CBA posted a better-than-expected 19.8 per cent rise in cash net profit to $8.65bn for the 12 months to June 30.
The bank also joined the capital return rush after benefiting from a spate of asset sales. CBA, ANZ and NAB have all now embarked on 2021 capital management initiatives.
Investors applauded the capital return and profit with CBA’s shares rallying 1.5 per cent to close at a record $108.17. But some analysts questioned CBA’s higher investment spend and costs and whether it could continue to grow revenue in a challenging environment.
Ausbil Investment Management’s executive chairman Paul Xiradis is positive on the sector and CBA, noting banks were benefiting from the resurgent economy.
“We have been positioned for a big earnings announcement from CBA, and other banks later this year,” he said.
“On the economy, CBA is looking through the current Delta-lockdown impact... they are confident in the economy maintaining growth momentum into 2022. We see this macro environment as very beneficial for banks over the coming year, and we remain overweight the sector.
“Some risks remain in the potential for extended lockdowns and the impact of any persistent inflation.”
Citigroup analysts said the buyback would please shareholders but noted CBA’s revenue growth pointed to a narrowness from home lending.
“Investors will receive the buyback announcement positively, which we expect could drive technical buying,” they said. “However, despite an overall in-line result, the revenue outlook appears more challenged than our expectations.... Business banking revenues declined despite strong volume growth.”
CBA’s loan impairment expenses fell decreasing to $554m as at June 30. The loan loss rate reduced to seven basis points, down from 33 basis points in fiscal 2020, but the bank cautioned it could see higher arrears as lockdowns persisted, particularly in NSW.
About CBA 6,800 loans were on Covid-19 repayment pauses as at July 31, nowhere near last year’s pandemic peak of 158,000 loans.
CBA also released its annual report on Wednesday which showed Mr Comyn’s total received pay climbed to $5.17m for the year ended June 30, from $3.9m the prior year.
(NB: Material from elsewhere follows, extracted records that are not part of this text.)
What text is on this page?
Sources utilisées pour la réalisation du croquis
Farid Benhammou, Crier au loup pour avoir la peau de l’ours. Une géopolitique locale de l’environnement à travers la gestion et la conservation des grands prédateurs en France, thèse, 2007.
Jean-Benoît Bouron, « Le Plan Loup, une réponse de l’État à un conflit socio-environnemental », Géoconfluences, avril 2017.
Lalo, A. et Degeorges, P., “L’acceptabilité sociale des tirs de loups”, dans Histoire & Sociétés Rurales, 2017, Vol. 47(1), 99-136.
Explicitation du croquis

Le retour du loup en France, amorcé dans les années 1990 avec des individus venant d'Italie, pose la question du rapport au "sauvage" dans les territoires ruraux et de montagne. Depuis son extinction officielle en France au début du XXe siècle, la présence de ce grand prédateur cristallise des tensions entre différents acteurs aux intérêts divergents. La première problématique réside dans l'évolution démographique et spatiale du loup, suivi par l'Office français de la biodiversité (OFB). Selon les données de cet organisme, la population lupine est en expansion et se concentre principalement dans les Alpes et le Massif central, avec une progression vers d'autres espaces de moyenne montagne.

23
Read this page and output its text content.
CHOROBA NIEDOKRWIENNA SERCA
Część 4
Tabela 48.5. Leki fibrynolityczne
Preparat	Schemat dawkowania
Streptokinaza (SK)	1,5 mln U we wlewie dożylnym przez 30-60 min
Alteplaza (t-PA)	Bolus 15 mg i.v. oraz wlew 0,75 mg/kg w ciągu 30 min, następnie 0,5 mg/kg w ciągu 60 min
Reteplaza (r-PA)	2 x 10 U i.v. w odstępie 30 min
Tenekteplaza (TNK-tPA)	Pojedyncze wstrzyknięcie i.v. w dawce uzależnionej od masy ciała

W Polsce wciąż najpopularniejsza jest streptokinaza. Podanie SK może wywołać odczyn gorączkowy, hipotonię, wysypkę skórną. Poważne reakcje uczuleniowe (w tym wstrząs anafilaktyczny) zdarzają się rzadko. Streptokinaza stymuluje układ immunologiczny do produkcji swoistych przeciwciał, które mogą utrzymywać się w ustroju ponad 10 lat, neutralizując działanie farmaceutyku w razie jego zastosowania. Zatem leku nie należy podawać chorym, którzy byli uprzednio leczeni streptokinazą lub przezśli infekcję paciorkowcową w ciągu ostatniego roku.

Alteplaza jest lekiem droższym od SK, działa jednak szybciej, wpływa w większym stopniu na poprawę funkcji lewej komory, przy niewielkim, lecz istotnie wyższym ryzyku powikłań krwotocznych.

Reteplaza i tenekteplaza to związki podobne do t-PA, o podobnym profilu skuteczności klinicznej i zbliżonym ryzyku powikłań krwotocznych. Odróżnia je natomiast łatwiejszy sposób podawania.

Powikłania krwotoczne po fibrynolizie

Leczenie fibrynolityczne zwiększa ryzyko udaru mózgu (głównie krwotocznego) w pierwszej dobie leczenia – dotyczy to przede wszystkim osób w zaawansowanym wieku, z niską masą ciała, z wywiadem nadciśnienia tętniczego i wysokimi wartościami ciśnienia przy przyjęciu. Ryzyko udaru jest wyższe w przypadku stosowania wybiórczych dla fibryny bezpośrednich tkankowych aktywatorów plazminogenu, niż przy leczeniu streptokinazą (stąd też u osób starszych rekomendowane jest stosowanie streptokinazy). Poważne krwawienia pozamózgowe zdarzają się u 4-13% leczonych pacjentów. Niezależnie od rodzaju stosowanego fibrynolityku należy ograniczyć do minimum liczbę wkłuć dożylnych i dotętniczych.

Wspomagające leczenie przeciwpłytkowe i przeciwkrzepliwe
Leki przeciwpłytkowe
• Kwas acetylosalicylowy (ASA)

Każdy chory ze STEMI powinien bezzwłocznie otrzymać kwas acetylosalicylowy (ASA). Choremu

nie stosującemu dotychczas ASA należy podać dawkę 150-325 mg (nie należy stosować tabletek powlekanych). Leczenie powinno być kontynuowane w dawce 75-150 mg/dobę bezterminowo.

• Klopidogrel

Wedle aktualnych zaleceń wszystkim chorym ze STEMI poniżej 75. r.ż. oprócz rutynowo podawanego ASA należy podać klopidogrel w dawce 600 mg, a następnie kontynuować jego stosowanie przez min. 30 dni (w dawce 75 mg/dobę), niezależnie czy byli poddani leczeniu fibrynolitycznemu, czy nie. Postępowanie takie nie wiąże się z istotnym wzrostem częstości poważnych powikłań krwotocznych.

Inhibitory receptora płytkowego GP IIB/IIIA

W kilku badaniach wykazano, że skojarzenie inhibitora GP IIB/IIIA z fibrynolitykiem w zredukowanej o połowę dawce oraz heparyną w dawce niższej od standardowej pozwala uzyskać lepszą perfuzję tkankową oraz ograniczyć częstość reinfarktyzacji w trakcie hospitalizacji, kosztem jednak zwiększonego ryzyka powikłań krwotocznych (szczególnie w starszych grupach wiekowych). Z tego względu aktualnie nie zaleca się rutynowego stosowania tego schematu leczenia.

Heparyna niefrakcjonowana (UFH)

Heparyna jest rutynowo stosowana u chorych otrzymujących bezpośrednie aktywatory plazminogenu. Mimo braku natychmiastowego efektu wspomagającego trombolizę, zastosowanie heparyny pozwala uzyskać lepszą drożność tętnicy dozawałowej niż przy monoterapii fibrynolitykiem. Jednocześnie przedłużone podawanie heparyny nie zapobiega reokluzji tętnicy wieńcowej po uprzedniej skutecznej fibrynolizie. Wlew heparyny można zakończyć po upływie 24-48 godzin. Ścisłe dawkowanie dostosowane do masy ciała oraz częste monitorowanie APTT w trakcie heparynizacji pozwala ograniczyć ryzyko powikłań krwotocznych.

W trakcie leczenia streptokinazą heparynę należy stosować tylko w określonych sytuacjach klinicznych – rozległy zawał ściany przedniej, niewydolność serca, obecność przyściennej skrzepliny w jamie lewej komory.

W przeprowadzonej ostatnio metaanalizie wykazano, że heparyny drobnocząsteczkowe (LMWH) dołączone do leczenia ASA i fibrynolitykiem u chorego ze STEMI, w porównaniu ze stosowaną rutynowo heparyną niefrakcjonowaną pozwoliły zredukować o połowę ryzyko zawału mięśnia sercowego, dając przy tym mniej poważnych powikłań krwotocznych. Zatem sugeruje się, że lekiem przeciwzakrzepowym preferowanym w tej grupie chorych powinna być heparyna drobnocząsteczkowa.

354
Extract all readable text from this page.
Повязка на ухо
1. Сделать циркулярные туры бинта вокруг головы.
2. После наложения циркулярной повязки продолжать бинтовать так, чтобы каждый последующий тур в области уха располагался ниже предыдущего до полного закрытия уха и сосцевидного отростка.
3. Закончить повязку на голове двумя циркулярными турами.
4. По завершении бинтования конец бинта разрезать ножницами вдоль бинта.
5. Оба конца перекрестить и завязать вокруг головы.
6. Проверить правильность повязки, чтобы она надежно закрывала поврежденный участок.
The increase was helped by him being eligible for 87 per cent of his maximum available short term bonus.
The bank’s annual operating income edged up 1.7 per cent to $24.16bn, buoyed by home an business loan growth and improved fee income.
Profits across CBA’s four divisions were higher, but the results were largely helped by lower impairments rather than a sharp jump in income.
The net interest margin - what the bank earns on loans minus funding and other costs - printed at 2.03 per cent, up on December 31 but four basis points lower than June 30 2020.
CBA finance boss Alan Docherty said as competition and low rates persisted there were “more headwinds than tailwinds” on margins.
He highlighted a $114m rise in customer compensation costs as the “most disappointing “ aspect of the results.
CBA’s operating expenses increased 3.3 per cent, including customer compensation costs, driven by investment spend and higher loan volumes.